16.11.2014 — 11:30 Friederike Meltendorf: Apfel, Huhn und Puschkin — ein russisch-ukrainisches Gipfeltreffen
Julia Belomlinskaja
(Matthes & Seitz, 2007)
übersetzt von Friederike Meltendorf
Das Arme Mädchen Julia ist Ende der 80er Jahre mit ihrer jüdischen Familie aus Russland in die USA ausgewandert. Anfangs hat sie auch alles richtig gemacht, brav geheiratet, sich im Midwest Indiana zu Tode gelangweilt, bis sie ausbrach und sich als heimwehgeplagte, sexhungrige Bohemienne, die mit Kind am Hals in New York durchschlug. Ihre Sehnsucht nach Petersburg materialisiert sich in „Apfel, Huhn und Puschkin“ (Matthes & Seitz, 2007). Die Russin Julia Belomlinskaja alias Friederike Meltendorf wird, begleitet von dem Ukrainer Viktor Pantiouchenko auf seinem Akkordeon, aus diesem scharfen Roman lesen. Abgerundet durch eine Portion Friedenseintopf (gegen „Essensmarkenspende“)
Als man 1947 verstand, dass es keinen Grund gab sie zu holen, begann man sie dafür zu holen, dass sie Juden waren. Von den 1947 Eingebuchteten gelang es vielen bis 53 zu überleben, als mit Stalins Tod dann der Tod begann, sich aus den Lagern zurückzuziehen. Trotz aller Folter, Verhöre und Viehwaggons, es gab eine Chance. Viele überlebten und kamen zurück.
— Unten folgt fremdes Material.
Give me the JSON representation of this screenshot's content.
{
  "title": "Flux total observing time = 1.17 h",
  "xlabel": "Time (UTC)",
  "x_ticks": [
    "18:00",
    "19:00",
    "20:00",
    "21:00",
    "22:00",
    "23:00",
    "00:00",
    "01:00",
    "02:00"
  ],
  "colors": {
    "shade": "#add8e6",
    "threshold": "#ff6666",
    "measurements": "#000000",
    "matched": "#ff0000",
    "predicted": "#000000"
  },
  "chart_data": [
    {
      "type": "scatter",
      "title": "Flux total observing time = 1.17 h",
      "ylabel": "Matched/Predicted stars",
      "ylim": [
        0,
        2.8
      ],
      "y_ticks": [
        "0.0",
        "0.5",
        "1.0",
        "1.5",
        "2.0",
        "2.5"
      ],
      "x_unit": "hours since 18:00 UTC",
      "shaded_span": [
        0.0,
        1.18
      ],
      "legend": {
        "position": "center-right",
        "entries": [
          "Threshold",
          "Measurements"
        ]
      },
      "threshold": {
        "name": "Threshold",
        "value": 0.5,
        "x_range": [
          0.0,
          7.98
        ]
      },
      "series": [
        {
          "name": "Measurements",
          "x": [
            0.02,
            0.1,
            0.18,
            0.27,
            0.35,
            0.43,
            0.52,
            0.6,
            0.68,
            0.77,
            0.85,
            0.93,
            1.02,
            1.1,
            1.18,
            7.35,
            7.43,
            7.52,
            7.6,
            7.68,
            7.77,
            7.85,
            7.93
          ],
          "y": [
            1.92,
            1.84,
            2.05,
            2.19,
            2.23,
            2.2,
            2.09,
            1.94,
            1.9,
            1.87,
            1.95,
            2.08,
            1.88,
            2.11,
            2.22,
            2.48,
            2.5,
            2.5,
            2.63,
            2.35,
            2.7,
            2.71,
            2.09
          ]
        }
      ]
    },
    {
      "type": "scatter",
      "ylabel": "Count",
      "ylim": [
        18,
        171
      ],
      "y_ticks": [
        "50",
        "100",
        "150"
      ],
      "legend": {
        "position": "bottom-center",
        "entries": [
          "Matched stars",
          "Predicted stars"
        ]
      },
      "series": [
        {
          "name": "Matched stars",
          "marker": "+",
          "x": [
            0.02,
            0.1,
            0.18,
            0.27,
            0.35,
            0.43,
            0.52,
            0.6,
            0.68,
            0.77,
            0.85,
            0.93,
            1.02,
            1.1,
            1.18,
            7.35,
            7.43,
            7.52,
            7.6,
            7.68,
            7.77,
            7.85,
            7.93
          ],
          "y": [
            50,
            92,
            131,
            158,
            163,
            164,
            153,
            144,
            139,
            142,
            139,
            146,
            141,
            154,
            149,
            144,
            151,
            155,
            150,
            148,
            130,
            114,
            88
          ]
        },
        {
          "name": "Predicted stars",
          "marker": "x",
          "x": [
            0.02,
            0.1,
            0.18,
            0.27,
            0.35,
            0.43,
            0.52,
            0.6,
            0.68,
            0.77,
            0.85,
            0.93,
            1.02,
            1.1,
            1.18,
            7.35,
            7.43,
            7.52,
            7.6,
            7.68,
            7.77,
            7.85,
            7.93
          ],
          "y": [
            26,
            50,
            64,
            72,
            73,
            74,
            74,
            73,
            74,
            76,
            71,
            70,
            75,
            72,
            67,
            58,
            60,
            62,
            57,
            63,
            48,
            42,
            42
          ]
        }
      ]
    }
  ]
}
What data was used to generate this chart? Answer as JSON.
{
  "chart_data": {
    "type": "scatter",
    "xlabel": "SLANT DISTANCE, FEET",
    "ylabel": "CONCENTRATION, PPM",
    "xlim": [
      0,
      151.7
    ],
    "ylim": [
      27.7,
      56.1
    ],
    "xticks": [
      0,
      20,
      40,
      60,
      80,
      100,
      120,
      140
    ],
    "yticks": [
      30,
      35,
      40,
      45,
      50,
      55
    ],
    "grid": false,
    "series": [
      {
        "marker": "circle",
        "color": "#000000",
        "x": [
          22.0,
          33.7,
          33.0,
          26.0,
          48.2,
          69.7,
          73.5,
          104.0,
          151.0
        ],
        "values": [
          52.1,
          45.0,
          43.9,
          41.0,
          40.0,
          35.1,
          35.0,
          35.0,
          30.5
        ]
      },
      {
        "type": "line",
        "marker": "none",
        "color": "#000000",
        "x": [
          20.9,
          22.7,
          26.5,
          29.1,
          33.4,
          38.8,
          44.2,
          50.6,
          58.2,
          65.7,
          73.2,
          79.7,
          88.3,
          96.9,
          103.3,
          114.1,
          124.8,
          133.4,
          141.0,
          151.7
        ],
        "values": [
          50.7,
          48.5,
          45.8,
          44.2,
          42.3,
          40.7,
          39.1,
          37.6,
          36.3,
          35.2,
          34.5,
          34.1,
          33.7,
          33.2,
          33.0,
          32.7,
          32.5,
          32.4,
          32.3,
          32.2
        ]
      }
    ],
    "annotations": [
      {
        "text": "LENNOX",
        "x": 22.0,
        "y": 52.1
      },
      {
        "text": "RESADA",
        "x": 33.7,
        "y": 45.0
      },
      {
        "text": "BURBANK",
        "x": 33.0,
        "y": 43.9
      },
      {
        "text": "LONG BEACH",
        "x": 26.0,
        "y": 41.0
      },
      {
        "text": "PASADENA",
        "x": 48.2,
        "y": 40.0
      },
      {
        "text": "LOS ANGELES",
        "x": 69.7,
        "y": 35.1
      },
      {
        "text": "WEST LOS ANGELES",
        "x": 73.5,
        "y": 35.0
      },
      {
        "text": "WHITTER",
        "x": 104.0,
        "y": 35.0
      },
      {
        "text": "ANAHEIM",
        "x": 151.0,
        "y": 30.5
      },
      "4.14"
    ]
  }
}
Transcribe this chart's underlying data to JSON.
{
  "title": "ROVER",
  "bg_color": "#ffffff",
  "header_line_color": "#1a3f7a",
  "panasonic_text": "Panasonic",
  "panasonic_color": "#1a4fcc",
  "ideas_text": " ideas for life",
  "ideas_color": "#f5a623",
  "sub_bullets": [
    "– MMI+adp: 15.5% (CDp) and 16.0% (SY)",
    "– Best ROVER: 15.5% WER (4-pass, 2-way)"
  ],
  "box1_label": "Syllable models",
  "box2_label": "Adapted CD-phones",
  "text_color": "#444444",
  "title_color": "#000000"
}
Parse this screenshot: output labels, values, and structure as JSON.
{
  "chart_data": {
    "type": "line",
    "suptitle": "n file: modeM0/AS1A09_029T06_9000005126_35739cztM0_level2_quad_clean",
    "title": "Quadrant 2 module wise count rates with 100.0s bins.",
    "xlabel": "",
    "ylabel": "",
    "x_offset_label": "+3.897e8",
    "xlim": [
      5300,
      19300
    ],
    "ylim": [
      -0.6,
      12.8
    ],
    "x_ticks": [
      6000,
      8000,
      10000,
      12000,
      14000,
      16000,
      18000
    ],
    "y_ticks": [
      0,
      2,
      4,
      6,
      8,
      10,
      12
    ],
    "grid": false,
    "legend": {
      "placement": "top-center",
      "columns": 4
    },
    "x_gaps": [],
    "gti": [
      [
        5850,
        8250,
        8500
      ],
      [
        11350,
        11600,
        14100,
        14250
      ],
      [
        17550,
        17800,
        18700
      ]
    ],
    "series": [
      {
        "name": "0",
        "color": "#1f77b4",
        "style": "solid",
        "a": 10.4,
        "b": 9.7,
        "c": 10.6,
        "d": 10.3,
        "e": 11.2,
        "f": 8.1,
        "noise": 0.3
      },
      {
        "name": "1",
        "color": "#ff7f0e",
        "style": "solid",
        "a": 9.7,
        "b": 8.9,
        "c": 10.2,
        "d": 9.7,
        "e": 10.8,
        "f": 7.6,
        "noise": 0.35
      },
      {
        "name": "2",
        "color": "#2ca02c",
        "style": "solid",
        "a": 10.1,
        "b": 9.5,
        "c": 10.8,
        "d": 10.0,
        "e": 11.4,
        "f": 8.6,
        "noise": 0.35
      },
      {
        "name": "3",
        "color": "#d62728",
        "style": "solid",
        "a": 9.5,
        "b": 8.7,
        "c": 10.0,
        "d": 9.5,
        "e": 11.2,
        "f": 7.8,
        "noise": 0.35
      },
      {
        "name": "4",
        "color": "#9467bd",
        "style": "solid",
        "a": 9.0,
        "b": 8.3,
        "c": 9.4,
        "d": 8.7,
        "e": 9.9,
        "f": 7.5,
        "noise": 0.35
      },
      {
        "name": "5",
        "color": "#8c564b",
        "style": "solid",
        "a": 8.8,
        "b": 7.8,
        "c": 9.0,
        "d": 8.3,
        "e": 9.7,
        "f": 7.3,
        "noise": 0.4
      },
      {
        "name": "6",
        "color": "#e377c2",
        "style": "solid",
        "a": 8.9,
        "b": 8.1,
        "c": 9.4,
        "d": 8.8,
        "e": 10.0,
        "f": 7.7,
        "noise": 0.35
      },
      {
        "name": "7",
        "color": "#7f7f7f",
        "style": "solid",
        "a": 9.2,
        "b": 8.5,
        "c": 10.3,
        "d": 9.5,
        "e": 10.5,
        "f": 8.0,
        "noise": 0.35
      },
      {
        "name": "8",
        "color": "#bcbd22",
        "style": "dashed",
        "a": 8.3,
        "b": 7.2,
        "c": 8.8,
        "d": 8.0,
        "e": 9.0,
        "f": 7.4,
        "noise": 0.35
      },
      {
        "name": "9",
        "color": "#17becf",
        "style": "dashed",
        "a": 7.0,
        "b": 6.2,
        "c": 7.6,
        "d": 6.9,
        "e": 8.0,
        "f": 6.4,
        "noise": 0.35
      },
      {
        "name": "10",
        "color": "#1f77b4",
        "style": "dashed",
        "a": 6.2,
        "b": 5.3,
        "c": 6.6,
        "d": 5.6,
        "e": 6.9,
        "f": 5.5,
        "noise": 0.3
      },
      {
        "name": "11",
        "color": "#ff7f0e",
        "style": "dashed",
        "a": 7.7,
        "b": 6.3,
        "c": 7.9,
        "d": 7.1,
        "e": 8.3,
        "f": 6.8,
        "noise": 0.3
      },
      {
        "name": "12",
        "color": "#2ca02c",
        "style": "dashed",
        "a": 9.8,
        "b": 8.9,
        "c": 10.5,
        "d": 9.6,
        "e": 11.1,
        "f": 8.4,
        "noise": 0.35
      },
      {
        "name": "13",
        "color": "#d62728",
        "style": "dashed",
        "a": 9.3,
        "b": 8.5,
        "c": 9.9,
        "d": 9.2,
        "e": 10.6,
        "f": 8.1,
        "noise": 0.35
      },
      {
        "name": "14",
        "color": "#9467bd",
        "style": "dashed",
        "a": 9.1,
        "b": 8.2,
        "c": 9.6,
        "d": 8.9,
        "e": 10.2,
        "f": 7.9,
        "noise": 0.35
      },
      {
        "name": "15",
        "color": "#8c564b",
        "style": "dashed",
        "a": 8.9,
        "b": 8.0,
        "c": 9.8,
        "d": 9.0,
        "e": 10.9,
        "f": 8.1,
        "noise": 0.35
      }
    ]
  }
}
Sie waren es übrigens, die den Mat als Umgangssprache der literarischen Intelligenzija nach Petersburg mitbrachten. Sie, die Städter, hatten es dort beim Bäumefällen aufgeschnappt und lieben gelernt.
(S. 187)
KOHI – der Kultur-Raum in der Südstadt
Fotos: Sigmundo
Rezeptur für Frieden (die ganz einfache Variante)
man nehme, wohl dosiert, vorher gut abgetastet:
1 x russische Schriftstellerin mit einigen Identitätsproblemen – hier Julia Belomlinskaja „Apfel, Huhn und Puschkin“
1 x ihre deutsche Verkörperung, ihre zur Perfektion gesteigerte Stimme, also die deutsche Übersetzung – hier Friederike Meltendorf
1 x ukrainischen Akkordeonspieler, Sänger, Kontrabassist – hier Viktor Pantiouchenko warte dann auf einen Überraschungsgast – hier Svetlana Korneeva, gewaltiges Stimmtalent
Lese, singe, musiziere – so auch das Lied vom Armen Mädchen, das in Odessa die Herzen der Männer zu wärmen verdammt ist, Filetstückchen aus dem Roman, Walzer von Schostakowitsch, Swobodin, und andere richtige scharfe Lieder und am Ende gelingt ein VIELSTIMMIGER, gut abgeschmeckter Friedenseintopf.
Dies wöchentlich auch in umgekehrter Mixtur – ukrainischer Dichter, russischer Musiker praktiziert – dann muss es mit dem Frieden funktionieren. So man diesen Genuss überhaupt zu schätzen weiß.
Machtspiele lassen die Suppe sofort gerinnen, sie schmeckt dann nach Schießpulver und Nitroglyzerin.